In a few moments, Jesus himself will be placed in your hands. “This is the true body of our Lord Jesus Christ, given into death for the forgiveness of your sins.” Jesus’ blood in a small cup, “Shed for you for the forgiveness of your sins.” You are not a spiritual toddler. You’ve had this meal before. You know its goodness. You know you need the medicine, because you know the lostness it saves you from – the sinful ignorance it cures, and the covenant of your Savior’s blood it ratifies.
Jesus says, “it is.” We have already become used to accepting that Jesus knows more than we, and tells us things that are hard to understand and yet true. Should we stop now? Should we question that what we receive in this Supper is anything other than his body and blood in with and under bread and wine? Would a Savior who has spoken such unfathomable spiritual truth now pause to accommodate our rational minds by saying, “It’s just a symbol guys”? Do his words, “Given for you” only apply to the cross? Do they not apply also to his continual giving of himself for our forgiveness and blessing at each celebration?
As Paul states, is this not a participation in his very body and blood, to be enjoyed as the disciples did: among a group of struggling sinners who fail and fall and are in need of strength? Is this not God’s communion with us and our communion with each other as joint-partakers in an eternal covenant of freedom and salvation?

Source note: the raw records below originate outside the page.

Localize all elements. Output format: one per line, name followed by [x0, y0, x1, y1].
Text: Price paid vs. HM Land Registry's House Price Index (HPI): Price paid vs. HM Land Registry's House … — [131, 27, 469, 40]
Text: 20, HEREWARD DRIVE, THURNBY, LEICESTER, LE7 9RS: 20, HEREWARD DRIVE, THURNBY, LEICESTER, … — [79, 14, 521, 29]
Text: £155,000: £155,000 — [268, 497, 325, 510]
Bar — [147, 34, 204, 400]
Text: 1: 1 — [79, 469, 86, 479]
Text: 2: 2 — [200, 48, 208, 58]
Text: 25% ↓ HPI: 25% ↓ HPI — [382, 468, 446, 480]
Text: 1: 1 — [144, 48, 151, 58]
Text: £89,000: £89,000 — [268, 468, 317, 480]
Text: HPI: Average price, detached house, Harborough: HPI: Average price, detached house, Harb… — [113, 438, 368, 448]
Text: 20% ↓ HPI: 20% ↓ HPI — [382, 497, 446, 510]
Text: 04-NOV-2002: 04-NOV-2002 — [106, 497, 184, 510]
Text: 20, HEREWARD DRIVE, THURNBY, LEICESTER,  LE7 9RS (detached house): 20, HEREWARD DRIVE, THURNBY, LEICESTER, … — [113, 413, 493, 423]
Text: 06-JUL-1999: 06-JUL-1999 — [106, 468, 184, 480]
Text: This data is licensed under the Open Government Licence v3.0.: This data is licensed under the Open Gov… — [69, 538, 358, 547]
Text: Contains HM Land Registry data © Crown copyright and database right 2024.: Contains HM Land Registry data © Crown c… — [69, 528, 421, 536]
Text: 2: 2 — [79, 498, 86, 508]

So, the toddler tries the chicken, and immediately his eyes are opened. He is reminded of all the good things he has ever eaten, how this is the same yet so different. His trust in his mommy is ratified because he now has this extra piece of evidence that she can be listened to, that sometimes she knows things that he doesn’t, and can speak to greater realities of deliciousness than he can imagine for himself.
The table is almost ready. We are almost ready to celebrate. You are almost ready to hear those magnificent words spoken through a man but spoken by your Savior: This is my body and blood. This is the new covenant of grace and righteousness and forgiveness. And the most amazing thing that you could hear, Jesus also speaks, “I give this … for you. All this: myself, my body, my blood, faith, forgiveness, life, fellowship with me, solidarity with each other – I give it for you.”